In Brief

‘Jihadi bride’ arrested at Heathrow with two-year-old son

European authorities fear influx of Isis women and their children

A British-born suspected “jihadi bride” who gave birth in Islamic State-controlled Syrian territory was arrested after returning to the UK with her toddler son earlier this month, it has emerged.

The 27-year-old British woman was released on bail following her arrest at Heathrow Airport under terrorism laws. Her two-year-old son has been taken into care in what The Sunday Times describes as the “first known case of its kind” - but authorities across Europe are reportedly preparing for an inpouring of further Isis brides and their children.

“Female immigrants to the Islamic State have been fleeing the caliphate by the hundreds,” The Washington Post reported in November. “From North Africa to Western Europe, the new arrivals are presenting an unexpected challenge to law enforcement officials, who were bracing for an influx of male returnees but instead have found themselves deciding the fate of scores of women and children.”

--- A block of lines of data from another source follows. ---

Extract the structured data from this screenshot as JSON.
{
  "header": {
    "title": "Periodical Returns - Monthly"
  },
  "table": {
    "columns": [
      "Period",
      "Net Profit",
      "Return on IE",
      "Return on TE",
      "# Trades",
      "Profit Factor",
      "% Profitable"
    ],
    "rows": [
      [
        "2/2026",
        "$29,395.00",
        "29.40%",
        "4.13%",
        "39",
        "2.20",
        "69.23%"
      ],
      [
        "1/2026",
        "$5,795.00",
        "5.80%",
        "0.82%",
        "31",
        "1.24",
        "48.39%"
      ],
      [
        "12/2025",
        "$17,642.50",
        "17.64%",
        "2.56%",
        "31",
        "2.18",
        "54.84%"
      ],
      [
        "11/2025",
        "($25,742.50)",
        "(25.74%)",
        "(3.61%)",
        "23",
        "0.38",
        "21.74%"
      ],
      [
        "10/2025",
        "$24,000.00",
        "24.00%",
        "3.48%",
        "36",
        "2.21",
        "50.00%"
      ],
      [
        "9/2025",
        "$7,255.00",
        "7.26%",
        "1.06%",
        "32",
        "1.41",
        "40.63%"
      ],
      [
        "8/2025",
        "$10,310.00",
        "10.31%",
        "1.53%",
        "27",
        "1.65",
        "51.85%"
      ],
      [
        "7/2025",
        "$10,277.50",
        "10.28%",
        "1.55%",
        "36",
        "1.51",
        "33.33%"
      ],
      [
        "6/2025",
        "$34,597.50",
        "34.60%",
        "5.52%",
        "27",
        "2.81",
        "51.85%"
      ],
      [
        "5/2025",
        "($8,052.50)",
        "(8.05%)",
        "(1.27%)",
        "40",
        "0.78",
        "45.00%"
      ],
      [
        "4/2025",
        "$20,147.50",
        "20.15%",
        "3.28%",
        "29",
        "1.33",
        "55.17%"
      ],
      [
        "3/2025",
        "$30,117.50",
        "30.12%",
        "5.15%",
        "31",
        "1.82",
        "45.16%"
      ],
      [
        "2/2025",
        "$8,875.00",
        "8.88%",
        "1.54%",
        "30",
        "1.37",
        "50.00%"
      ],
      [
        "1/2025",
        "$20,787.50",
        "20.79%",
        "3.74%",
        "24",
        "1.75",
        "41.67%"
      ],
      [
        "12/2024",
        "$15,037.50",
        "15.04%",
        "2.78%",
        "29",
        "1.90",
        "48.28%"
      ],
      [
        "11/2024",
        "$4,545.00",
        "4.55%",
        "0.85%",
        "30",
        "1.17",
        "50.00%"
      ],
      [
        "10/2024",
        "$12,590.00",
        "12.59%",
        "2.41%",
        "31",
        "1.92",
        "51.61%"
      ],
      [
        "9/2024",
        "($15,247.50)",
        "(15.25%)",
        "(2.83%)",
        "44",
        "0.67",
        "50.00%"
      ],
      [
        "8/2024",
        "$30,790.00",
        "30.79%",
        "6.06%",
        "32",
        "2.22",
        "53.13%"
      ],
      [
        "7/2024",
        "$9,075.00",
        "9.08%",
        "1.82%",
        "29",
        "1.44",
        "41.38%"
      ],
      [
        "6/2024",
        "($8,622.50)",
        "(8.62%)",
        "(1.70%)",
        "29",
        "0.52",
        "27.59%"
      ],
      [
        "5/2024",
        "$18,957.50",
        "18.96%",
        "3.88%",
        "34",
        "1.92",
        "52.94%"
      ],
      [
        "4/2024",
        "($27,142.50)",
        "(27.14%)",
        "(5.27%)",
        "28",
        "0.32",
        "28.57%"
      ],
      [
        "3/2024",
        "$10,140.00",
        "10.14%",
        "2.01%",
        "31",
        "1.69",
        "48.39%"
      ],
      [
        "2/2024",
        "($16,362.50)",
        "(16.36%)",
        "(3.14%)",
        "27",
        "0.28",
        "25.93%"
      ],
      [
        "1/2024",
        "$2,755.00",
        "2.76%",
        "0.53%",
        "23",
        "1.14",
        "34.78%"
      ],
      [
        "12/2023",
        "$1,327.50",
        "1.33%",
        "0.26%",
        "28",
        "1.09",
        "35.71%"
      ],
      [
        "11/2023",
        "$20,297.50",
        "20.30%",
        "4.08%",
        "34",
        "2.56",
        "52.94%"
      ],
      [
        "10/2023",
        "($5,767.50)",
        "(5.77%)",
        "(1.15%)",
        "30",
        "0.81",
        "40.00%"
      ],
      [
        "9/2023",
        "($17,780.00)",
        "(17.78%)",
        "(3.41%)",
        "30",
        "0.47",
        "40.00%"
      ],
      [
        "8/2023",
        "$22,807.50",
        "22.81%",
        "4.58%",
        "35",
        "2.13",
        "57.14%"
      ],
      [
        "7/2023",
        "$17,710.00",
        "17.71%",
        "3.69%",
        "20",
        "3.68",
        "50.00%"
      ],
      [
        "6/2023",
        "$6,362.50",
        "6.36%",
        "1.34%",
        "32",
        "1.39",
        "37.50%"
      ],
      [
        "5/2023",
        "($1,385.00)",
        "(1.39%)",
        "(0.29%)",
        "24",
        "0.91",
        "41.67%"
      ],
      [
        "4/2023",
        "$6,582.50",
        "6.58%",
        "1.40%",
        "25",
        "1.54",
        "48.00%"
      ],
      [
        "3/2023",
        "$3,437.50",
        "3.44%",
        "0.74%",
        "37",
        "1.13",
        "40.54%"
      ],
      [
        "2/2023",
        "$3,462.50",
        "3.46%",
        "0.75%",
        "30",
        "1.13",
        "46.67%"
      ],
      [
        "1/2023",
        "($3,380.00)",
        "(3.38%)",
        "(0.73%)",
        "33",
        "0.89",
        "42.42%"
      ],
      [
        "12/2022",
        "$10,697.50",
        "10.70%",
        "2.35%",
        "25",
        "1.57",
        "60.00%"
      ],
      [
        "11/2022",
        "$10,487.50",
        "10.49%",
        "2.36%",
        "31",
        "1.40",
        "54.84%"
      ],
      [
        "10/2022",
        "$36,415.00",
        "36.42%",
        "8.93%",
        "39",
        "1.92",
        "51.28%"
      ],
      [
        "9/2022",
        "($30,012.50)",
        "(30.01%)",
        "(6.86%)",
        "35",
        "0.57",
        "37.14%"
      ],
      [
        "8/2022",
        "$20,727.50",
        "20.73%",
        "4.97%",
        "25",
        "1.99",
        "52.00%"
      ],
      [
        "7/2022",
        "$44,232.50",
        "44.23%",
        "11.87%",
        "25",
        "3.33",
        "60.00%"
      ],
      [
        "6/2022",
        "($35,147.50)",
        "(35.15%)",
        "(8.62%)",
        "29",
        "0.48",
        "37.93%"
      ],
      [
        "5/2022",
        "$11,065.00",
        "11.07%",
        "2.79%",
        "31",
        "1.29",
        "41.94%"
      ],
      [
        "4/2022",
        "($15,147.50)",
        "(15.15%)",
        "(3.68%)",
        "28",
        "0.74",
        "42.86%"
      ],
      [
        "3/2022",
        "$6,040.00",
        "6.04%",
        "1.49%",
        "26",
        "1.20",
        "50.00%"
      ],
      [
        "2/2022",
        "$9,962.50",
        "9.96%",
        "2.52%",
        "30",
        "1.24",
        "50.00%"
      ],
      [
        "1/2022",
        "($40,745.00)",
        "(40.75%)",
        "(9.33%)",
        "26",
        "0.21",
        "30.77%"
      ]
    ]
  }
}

The Times says that more than 100 British women are thought to have travelled to Syria and Iraq to join jihadist groups. According to report last May by The Daily Telegraph, citing counterterrorism sources and a former jihadi bride, up to ten British women and their children left the extremists’ so-called caliphate in the first few months of 2017, and a couple had “already made it back to the UK”. 

UK social services are drawing up plans to tackle a potential influx of Isis families returning from Syria and Iraq following the collapse of the terrorist group last year. In one case, Aqsa Mahmood, 22, a suspected Isis recruiter from Glasgow, was stripped of her UK citizenship to prevent her return, The Times says. A similiar order was made against a British mother-of-two who left Syria with her two children in 2016: they are now stranded in Turkey.

British Defence Secretary Gavin Williamson has suggested that British defectors to Isis should be “hunted and killed”, although his comments were met with disapproval from a number of MPs.

Deutsche Welle (DW) says German authorities are also grappling with the best way to deal with jihadi brides following the case of a 16-year-old runaway schoolgirl who defected to Iraq to marry an Isis fighter. She was arrest by Iraqi security forces and faces the death penalty if convicted.

“Under Iraqi law, she could be sentenced to death for being a member of a terrorist organisation,” DW says. If she were repatriated to Germany for trial, she would probably face a sentence of between one and ten years under terrorism laws.